Der Verein zur Bekämpfung der öffentlichen Unsittlichkeit hielt gestern abend unter dem Vorsitz des Herrn Pfarrer D. Weber im katholischen Gesellenhause eine öffentliche Versammlung ab, in welcher die Frage der Bekämpfung der zunehmenden Verrohung der männlichen und weiblichen Jugend erörtert wurde. Pfarrer Weber gab in einleitenden Worten einen Ueberblick über die bisherige Arbeit der Behörden vor und während des Krieges, und betonte, daß die Zügellosigkeit der Jugend in erster Linie auf das vielfache Fehlen des Vaters, dann auf die frühe wirtschaftliche Unabhängigkeit der jungen Leute zurückzuführen sei. Es sei deshalb unbedingt notwendig, daß bei dem jetzigen Mangel an geschulten Polizeikräften von privater Seite mit Genehmigung der Stadtbehörde an der Jugendpflege gearbeitet wird.

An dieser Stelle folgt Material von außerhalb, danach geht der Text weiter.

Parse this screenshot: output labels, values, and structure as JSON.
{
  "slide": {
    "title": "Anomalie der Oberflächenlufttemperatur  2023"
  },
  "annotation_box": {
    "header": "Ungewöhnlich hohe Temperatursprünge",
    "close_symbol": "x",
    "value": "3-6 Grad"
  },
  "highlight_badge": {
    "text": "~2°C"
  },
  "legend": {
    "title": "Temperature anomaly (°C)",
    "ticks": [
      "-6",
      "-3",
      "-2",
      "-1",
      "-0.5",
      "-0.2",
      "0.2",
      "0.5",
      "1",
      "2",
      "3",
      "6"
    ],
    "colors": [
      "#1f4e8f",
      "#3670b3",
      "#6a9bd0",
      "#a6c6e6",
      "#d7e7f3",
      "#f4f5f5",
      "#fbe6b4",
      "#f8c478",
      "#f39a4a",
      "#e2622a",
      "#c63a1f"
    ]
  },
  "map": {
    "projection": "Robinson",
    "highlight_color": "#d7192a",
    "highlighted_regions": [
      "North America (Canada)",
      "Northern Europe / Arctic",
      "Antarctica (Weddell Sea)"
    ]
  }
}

Professor Rauschen schloß sich den Ausführungen des Vorsitzenden im allgemeinen an und betonte besonders, daß die vom Generalkommando erlassenen Verfügungen, die das Herumtreiben der Jugend auf den Straßen, das Besuchen von Lustbarkeiten usw. betreffen, gut sind, es fehle nur an Organen, die in der Lage sind, die Bestimmungen durchzuführen. Infolge der mangelnden Aufsichtsorgane solle Erziehern und Lehrern in erster Linie das Recht gewährt werden, gegen Unbotmäßigkeiten mit allen Mitteln anzukämpfen. Auch sei es notwendig, daß den jungen Leuten Gelegenheit zu Zusammenkünften und Zerstreuungen gegeben wird. I. Staatsanwalt Justizrat Schlösser hält eine dringende Zucht der Jugend für unbedingt notwendig. Für verfehlt hält er es aber, wenn die Jugend durch Polizei und Staatsanwalt geschützt werden soll, sondern der Schutz müsse den Eltern, Erziehern und Vormündern übertragen werden. Gegen Schulpflichtige solle man überhaupt nicht polizeilich einschreiten, bei den Schulentlassenen dagegen müsse eine scharfe Kontrolle stattfinden. Volksschullehrer Jung ist der Ansicht, daß die Verwahrlosung der Schuljugend auf das schlechte Beispiel der Schulentwachsenen im Alter von 14 bis 17 Jahren zurückzuführen ist. Diese wirkten auf die Kinder als schlechtes Beispiel. Zu begrüßen wäre es, wenn ein Sparzwang eingeführt werde, und es ermöglicht würde, daß die Eltern und Vormünder den Lohn der Jugendlichen in Empfang nehmen. Rektor Goch regt die Bildung von Jugendpflegeausschüssen für die einzelnen Bezirke an, auch tritt er dafür ein, daß den Lehrern ein weitergehendes Züchtigungsrecht, welches sich nicht allein auf Schüler ihrer Klasse und Schule erstreckt, eingeräumt wird.
   Aus der Versammlung wurden von verschiedenen Herren und Damen Einzelbeispiele angeführt, die auf den sittlichen Zustand unserer männlichen und besonders auch der weiblichen Jugend kein gutes Licht werfen. Besonders wurde betont, daß im allgemeinen die Bonner Bürgerschaft der Sache zu wenig Interesse entgegenbringt.
   Ergebnisse der Besprechung wurden in verschiedenen Entschließungen niedergelegt. Es soll der stellvertretende Kommandierende General des 8. Armeekorps in Koblenz ersucht werden, einen Sparzwang für die Jugendlichen und Abführung des Lohnes an die Eltern oder Vormünder anzuordnen. Dann soll an die Stadtverwaltung mit der Bitte herangetreten werden, einer Anzahl Herren und Damen, die sich zur Unterstützung der Polizei bereit erklären, an der Jugendpflege mitzuwirken, polizeiliche Vollmachten zu erteilen.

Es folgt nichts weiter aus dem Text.